KEYSTONE/GEORGIOS KEFALAS

(sda-ats)

Die UBS hat im dritten Quartal 2016 einen Gewinneinbruch hinnehmen müssen. Der den Aktionären zurechenbare Reingewinn tauchte auf 827 Millionen Franken. Im gleichen Vorjahresquartal hatte die Grossbank noch einen Reingewinn von 2,068 Milliarden Franken eingefahren.

Allerdings hatten Steuergutschriften von 1,3 Milliarden Franken das damalige Ergebnis massiv nach oben gedrückt. Dagegen musste die UBS im dritten Quartal diesen Jahres wieder Steuern von netto 49 Millionen Franken zahlen, wie die UBS am Freitag bekannt gab.

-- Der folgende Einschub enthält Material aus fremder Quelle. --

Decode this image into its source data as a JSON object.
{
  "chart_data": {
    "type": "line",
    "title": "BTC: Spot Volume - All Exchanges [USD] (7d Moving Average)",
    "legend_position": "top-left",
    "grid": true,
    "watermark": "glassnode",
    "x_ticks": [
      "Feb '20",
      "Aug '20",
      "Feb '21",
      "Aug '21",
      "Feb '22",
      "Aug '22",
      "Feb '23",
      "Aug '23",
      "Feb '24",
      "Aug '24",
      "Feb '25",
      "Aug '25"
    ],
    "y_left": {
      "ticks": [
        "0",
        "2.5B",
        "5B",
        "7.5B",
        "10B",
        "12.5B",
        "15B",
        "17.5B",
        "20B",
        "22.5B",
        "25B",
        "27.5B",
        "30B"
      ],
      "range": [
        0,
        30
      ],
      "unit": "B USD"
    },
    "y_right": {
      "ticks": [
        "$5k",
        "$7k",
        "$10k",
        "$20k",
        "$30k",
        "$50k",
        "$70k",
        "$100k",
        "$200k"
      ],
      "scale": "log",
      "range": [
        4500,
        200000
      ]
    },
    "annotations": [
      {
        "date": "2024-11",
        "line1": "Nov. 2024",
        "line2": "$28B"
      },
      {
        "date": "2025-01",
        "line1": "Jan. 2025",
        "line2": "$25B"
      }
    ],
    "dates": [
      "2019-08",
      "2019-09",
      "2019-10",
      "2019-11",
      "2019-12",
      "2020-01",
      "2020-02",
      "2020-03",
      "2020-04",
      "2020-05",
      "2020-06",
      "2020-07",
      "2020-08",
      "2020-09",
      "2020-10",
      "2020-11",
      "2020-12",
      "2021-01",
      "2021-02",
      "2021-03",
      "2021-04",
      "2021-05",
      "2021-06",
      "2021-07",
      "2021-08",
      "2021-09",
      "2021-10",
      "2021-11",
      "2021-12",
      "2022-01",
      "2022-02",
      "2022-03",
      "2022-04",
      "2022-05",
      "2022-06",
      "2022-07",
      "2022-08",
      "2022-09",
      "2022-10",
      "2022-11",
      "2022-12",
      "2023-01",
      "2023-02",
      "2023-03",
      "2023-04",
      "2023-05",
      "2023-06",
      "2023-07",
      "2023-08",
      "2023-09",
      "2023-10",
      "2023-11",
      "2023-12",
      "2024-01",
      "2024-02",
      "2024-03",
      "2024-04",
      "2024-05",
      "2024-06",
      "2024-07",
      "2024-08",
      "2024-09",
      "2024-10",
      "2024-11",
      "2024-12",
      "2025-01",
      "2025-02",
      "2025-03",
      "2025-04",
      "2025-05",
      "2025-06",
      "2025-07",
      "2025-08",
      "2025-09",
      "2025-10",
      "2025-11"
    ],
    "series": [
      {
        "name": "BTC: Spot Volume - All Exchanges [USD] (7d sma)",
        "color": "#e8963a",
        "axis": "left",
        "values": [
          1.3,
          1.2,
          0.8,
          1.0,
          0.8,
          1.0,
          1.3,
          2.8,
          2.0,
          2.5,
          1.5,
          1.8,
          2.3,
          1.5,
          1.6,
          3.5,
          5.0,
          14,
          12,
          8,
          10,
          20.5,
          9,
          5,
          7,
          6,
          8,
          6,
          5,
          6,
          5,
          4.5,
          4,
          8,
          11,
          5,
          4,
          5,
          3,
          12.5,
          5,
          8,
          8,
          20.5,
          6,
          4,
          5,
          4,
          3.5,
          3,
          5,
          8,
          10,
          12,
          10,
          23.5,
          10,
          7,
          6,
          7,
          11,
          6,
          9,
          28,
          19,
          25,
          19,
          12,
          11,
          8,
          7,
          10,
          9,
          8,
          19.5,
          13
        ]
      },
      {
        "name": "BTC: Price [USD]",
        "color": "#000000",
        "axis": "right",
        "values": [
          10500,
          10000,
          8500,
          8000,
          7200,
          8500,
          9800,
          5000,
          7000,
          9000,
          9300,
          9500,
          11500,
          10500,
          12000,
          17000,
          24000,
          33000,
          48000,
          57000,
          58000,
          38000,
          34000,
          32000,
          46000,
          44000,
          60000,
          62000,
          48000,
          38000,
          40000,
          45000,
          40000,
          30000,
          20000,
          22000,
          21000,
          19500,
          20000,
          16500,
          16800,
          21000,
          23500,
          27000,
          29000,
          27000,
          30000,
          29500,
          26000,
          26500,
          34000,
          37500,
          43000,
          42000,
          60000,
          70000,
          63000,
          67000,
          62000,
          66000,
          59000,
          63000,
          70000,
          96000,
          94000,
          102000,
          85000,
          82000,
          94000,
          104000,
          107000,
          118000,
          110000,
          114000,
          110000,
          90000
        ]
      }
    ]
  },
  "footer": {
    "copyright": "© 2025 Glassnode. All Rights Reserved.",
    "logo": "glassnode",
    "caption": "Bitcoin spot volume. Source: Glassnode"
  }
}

Betrachtet man das Ergebnis vor Steuern hat sich die UBS im Jahresvergleich verbessert. Der Vorsteuergewinn stieg im dritten Quartal 2016 gegenüber dem gleichen Vorjahreszeitraum um 11 Prozent auf 877 Millionen Franken.

Grund dafür sind geringere Ausgaben für Rückstellungen für Rechtsfälle, regulatorische und andere Angelegenheiten. Diese kosteten die UBS im Vorjahresquartal mit 818 Millionen Franken wesentlich mehr als heuer mit 477 Millionen Franken.

Investmentbank taucht

Operativ zeigt sich, dass alle beinahe Geschäftseinheiten weniger verdienten. Am grössten war der Einbruch in der Investmentbank, die im Vorjahr noch 496 Millionen Franken Vorsteuergewinn erzielt hatte. Im dritten Quartal 2016 fuhr sie gerade noch einen Vorsteuergewinn von 161 Millionen Franken ein.

Robust blieb indes das Schweizer Privat- und Firmenkundengeschäft, das einen Vorsteuergewinn von 453 Millionen Franken machte. Im Vorjahr waren es noch 466 Millionen Franken gewesen. Erneut am meisten Gewinn warf die internationale Vermögensverwaltung für Reiche ab. Bei ihr sank der Vorsteuergewinn allerdings von 639 Millionen auf 504 Millionen Franken.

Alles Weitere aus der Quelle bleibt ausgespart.